We didn't initiate these models, to be sure. There's now been a chain of work, including the "annotations" paper by Chakrabarti, Cormode, and McGregor, which was a primary motivator. For Justin's other theoretical work, see the arxiv version of his ESA paper (with me and Cormode, journal version under submission) and this paper of his with Cormode and Yi (under submission).
Some time ago I challenged Justin to figure out if this work on streaming verifiers was "practical" for real-world cloud settings, and if not, why not. The outcome (so far) is the Practical Verified Computation with Streaming Interactive Proofs paper. We're not the only ones to have noticed that perhaps interactive proofs are ready for deployment in these kinds of real-world systems. Apparently, there was a recent HotOS paper, Toward Practical and Unconditional Verification of Remote Computations, on the same theme, by real-live honest-to-goodness systems people. I'll avoid (biased) comparisons, and leave that to others.
But I can highlight some of what Justin's done. He's considered and implemented both special-purpose "building-block" functions, like self-joins (or F_2 computations), and a fully general approach for arbitrary computations based on the "Muggles" protocol (interactive proofs with polynomial time provers).

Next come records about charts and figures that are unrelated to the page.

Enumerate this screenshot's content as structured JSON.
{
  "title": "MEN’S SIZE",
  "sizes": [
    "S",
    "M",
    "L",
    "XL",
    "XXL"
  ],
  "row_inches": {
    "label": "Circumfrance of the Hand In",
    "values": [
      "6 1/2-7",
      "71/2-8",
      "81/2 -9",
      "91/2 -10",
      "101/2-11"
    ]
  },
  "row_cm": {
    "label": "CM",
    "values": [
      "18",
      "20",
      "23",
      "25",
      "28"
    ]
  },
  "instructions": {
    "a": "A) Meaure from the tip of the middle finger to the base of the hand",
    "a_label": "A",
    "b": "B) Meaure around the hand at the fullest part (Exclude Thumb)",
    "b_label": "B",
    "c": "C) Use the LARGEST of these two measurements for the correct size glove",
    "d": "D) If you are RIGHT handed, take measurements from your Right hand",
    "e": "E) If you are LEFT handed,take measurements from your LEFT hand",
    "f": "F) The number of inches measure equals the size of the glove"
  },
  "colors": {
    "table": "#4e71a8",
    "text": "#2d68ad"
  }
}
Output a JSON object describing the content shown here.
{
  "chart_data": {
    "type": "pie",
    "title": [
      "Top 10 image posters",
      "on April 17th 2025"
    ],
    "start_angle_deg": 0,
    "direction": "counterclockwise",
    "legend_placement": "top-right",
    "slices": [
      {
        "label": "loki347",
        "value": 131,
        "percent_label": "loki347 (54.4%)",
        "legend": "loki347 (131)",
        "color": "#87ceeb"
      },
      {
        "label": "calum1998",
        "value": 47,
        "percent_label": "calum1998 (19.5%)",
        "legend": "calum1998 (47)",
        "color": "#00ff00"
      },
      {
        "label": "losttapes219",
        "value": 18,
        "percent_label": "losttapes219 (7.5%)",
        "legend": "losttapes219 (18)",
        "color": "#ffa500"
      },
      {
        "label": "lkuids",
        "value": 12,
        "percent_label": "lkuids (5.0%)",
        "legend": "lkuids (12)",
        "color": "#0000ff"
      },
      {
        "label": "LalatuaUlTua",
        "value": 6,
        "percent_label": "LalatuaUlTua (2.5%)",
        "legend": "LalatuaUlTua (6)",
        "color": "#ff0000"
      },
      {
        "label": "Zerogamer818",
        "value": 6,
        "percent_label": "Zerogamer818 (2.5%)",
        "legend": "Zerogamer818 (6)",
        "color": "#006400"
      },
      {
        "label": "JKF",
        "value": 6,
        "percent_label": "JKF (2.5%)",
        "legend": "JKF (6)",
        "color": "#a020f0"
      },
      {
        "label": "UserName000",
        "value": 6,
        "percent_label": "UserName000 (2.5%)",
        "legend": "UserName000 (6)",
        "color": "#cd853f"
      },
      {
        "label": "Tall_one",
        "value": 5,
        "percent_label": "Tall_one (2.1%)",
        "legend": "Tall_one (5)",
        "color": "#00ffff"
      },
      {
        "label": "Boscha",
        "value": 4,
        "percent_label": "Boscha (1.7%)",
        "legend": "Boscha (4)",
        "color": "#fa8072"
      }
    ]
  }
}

He's considered and implemented both non-interactive protocols, where the prover sends a single message that includes both the answer and the verification, and interactive protocols, where the prover and verifier have a multi-round conversation to verify the result. Along the way he's had to come up with several "engineering" improvements (with some strong theoretical foundations) to make things practical, including a clever use of FFTs for the non-interactive protocols that seems new, and adopting the approach of linearizing polynomials from previous work on interactive proofs to improve efficiency to these protocols.
Our experience, I think, shows that with some significant engineering, interactive proof systems in the streaming verifier setting are ready for real systems. So if you get a chance stop by and ask Justin more about the work. He's eager to talk about it!